Nessas oficinas, mesmo as constituídas por conta própria, as condições de trabalho são precárias e a pressão e a demanda por produção são extenuantes, os pagamentos são realizados por peça costurada a valores baixos e os calotes são frequentes. Ainda, a estrutura de subcontratação terceirizada, em que fornecedores demandam para oficinas e oficinas repassam a demanda para migrantes que estruturam sua própria produção, dificulta a responsabilização pelas condições de trabalho. Quando ocorre alguma responsabilização, ela recai, quase sempre, aos próprios migrantes, deixando os fornecedores e as grandes empresas da indústria de vestuários intactos (ibid.).
Não é apenas a forma segundo a qual se organiza a atividade laboral que desperta o estigma, as formas de morar às quais se vincula também são fundantes para as condições de trabalho. A concessão de residência pelas oficinas, por um lado, facilita a acolhida e a chegada desses migrantes devido às dificuldades de acesso à moradia no País, mas, por outro, amplia as formas de exploração desses migrantes (ibid.).
Como ocorreu na Ocupação 21 de Abril, a exploração e o receio que desperta nos órgãos públicos, ao analisarem as condições de trabalho, vinculavam-se, na realidade, com a relação que os migrantes possuíam com o proprietário do imóvel e os “encargados” que mediavam essa relação por meio da ameaça. A exploração e a condição da atividade desenvolvida estavam, também, diretamente vinculadas à forma de morar, aluguéis altos para os espaços concedidos, aumentos repentinos no valor, precariedade das instalações de responsabilidade do proprietário e as ameaças recebidas.
O receio da configuração de trabalho análogo à escravidão vincula-se com essa forma de constituição de habitação histórica e comum na cidade de São Paulo. Essa organização que se constituía na Ocupação 21 de Abril é típica dos cortiços espalhados por São Paulo, ou seja, os altos valores de aluguéis que fazem com que o metro quadrado por pessoa nos cortiços da área central seja mais caro do que o metro quadrado por pessoa em regiões mais valorizadas ( Kohara, 1999 ); os pagamentos, aumentos e cobranças são realizados na base da ameaça; e a relação moradores e proprietário, que é mediada por intermediários, responsáveis pela organização e expulsão das famílias. Organização sem registro de pagamentos e sem qualquer mediação do Poder Judiciário.
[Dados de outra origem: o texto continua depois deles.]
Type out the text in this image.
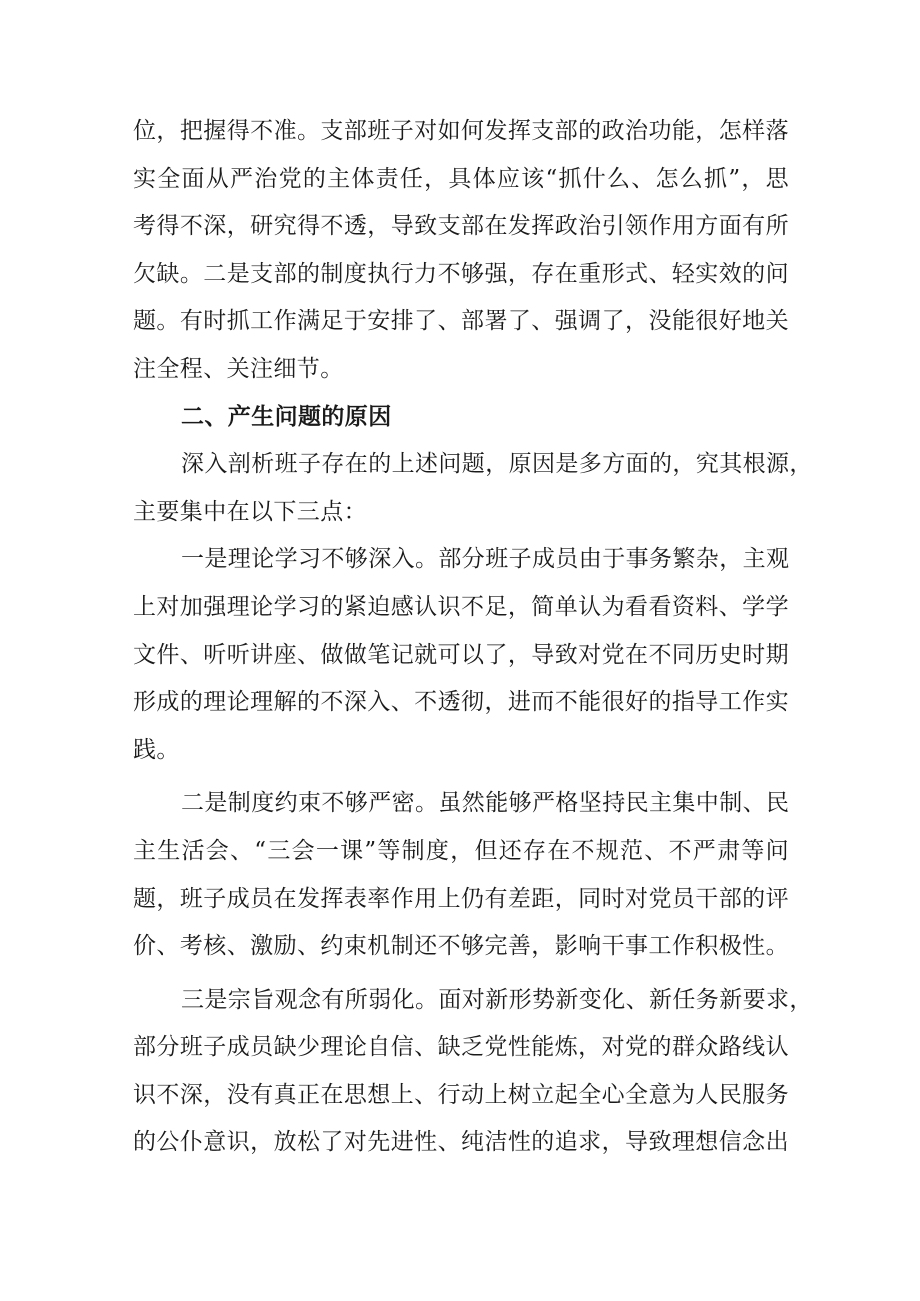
位，把握得不准。支部班子对如何发挥支部的政治功能，怎样落
实全面从严治党的主体责任，具体应该“抓什么、怎么抓”，思
考得不深，研究得不透，导致支部在发挥政治引领作用方面有所
欠缺。二是支部的制度执行力不够强，存在重形式、轻实效的问
题。有时抓工作满足于安排了、部署了、强调了，没能很好地关
注全程、关注细节。
二、产生问题的原因
深入剖析班子存在的上述问题，原因是多方面的，究其根源，
主要集中在以下三点：
一是理论学习不够深入。部分班子成员由于事务繁杂，主观
上对加强理论学习的紧迫感认识不足，简单认为看看资料、学学
文件、听听讲座、做做笔记就可以了，导致对党在不同历史时期
形成的理论理解的不深入、不透彻，进而不能很好的指导工作实
践。
二是制度约束不够严密。虽然能够严格坚持民主集中制、民
主生活会、“三会一课”等制度，但还存在不规范、不严肃等问
题，班子成员在发挥表率作用上仍有差距，同时对党员干部的评
价、考核、激励、约束机制还不够完善，影响干事工作积极性。
三是宗旨观念有所弱化。面对新形势新变化、新任务新要求，
部分班子成员缺少理论自信、缺乏党性能炼，对党的群众路线认
识不深，没有真正在思想上、行动上树立起全心全意为人民服务
的公仆意识，放松了对先进性、纯洁性的追求，导致理想信念出
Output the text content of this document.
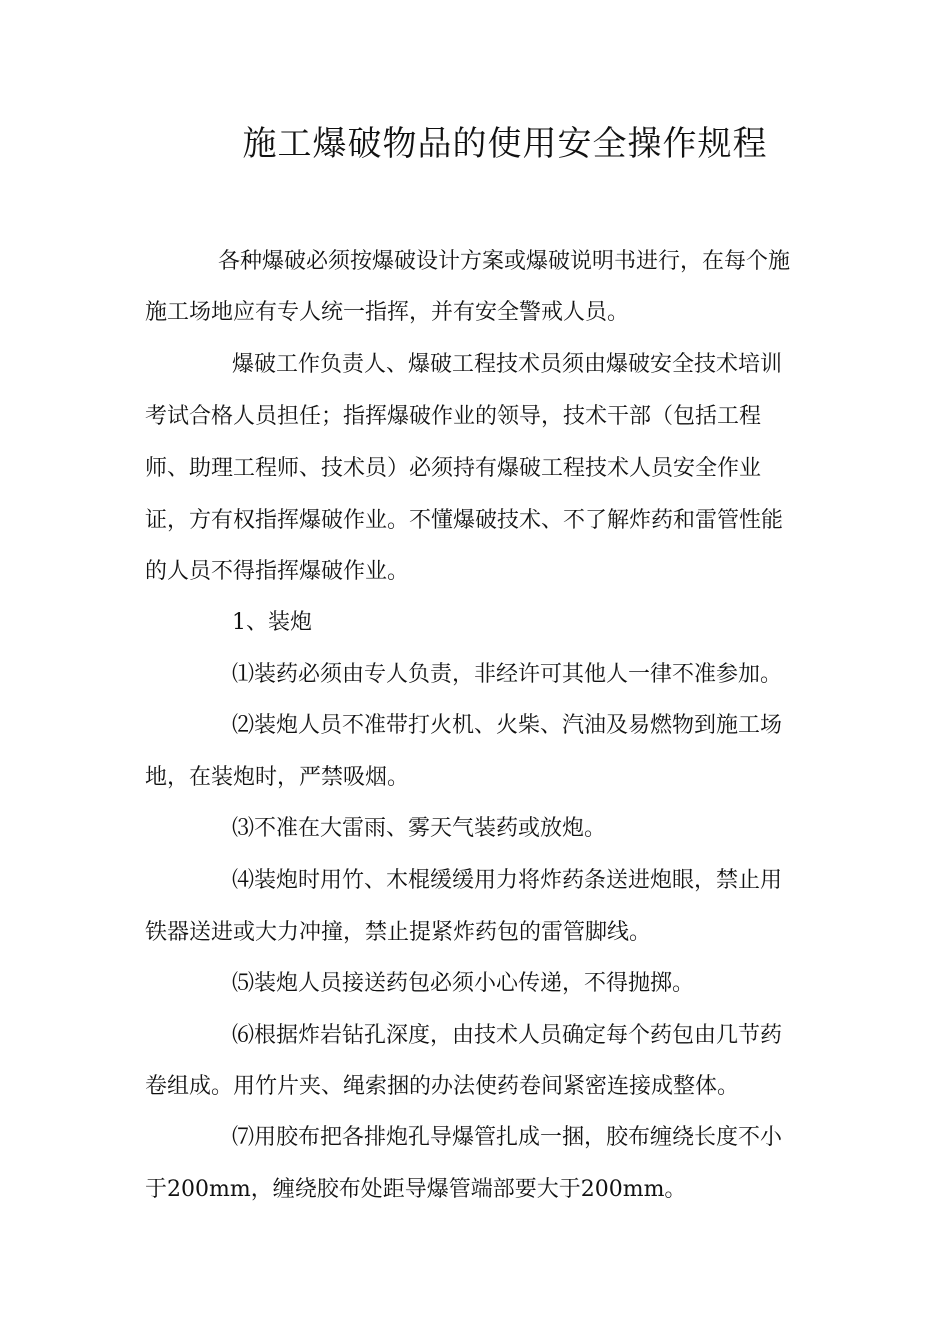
施工爆破物品的使用安全操作规程
各种爆破必须按爆破设计方案或爆破说明书进行，在每个施
施工场地应有专人统一指挥，并有安全警戒人员。
爆破工作负责人、爆破工程技术员须由爆破安全技术培训
考试合格人员担任；指挥爆破作业的领导，技术干部（包括工程
师、助理工程师、技术员）必须持有爆破工程技术人员安全作业
证，方有权指挥爆破作业。不懂爆破技术、不了解炸药和雷管性能
的人员不得指挥爆破作业。
1、装炮
⑴装药必须由专人负责，非经许可其他人一律不准参加。
⑵装炮人员不准带打火机、火柴、汽油及易燃物到施工场
地，在装炮时，严禁吸烟。
⑶不准在大雷雨、雾天气装药或放炮。
⑷装炮时用竹、木棍缓缓用力将炸药条送进炮眼，禁止用
铁器送进或大力冲撞，禁止提紧炸药包的雷管脚线。
⑸装炮人员接送药包必须小心传递，不得抛掷。
⑹根据炸岩钻孔深度，由技术人员确定每个药包由几节药
卷组成。用竹片夹、绳索捆的办法使药卷间紧密连接成整体。
⑺用胶布把各排炮孔导爆管扎成一捆，胶布缠绕长度不小
于200mm，缠绕胶布处距导爆管端部要大于200mm。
As características que chamaram a atenção dos órgãos da Prefeitura e se evidenciaram na ação judicial, que possui o imóvel como objeto, vinculam-se menos com as condições de trabalho, do que com as de moradia.
A exploração desse tipo de mão de obra possui diversas camadas; vincula-se com a forma de estruturação da indústria de vestuário na cidade de São Paulo, falta de pagamento aos migrantes que, muitas vezes, ocorre em determinadas oficinas, maneira que se organiza a viagem desses sujeitos mediada por aliciadores de mão de obra, mas que se vincula, também, com a dificuldade de acesso à moradia e as condições de habitabilidade encontradas pelos migrantes na cidade.
Ameaça de remoção: trabalho e moradia sob risco
A ação judicial tem a capacidade de tornar visíveis as dinâmicas desse espaço urbano; é do encontro com o poder que as “vidas infames” se tornam visíveis ( Foucault, 2003 ). A ação judicial tem a capacidade de trazer à tona o cotidiano, o trabalho e a forma de morar desses sujeitos; é a partir dela que Defesa Civil, Prefeitura (seus órgãos e equipamentos), oficiais de justiça, peritos e a rede de apoio (ONGs e movimentos sociais) passam a orbitar nesse espaço urbano, antes sem qualquer visibilidade ( Santos, 2022 e Foucault, 2003 ).
A vida e a dinâmica desse território só se tornam visíveis, deixando seus rastros e sendo documentadas a partir da instauração da ação judicial; as vidas desses sujeitos passam a ser marcadas pelos discursos impostos no processo e pelas instituições e organizações que passam a orbitar na ocupação ( Santos, 2022 e Foucault, 2003 ).
Repentinamente, no ano de 2020, após mais de 7 anos de existência, o cotidiano, a moradia e o trabalho dessas pessoas vêm à tona, e passa-se a discutir a legitimidade ou ilegitimidade de sua forma de morar e trabalhar. As práticas judiciárias marcam a vida desses indivíduos, que vivem com a perspectiva constante da remoção; essas práticas inscrevem essas vidas no terreno entre a lei e sua aplicação ( Foucault, 1999 e 2003 e Santos, 2022 ).
A partir da ameaça de remoção, uma rede de apoio surge para tentar garantir a permanência das famílias ou apresentar alternativas adequadas de atendimento habitacional. A ação judicial e a rede de apoio que passa a orbitar na ocupação conectam diversos parceiros e ocupações espalhadas por São Paulo; movimentos sociais que possuem outras ocupações na cidade concedem apoio, organizações da sociedade civil que trabalham com moradia ou migração e acompanham outras ocupações passam a dar suporte, assim, uma nova forma de organização se impõe na ocupação e um coletivo urbano mais amplo se forma.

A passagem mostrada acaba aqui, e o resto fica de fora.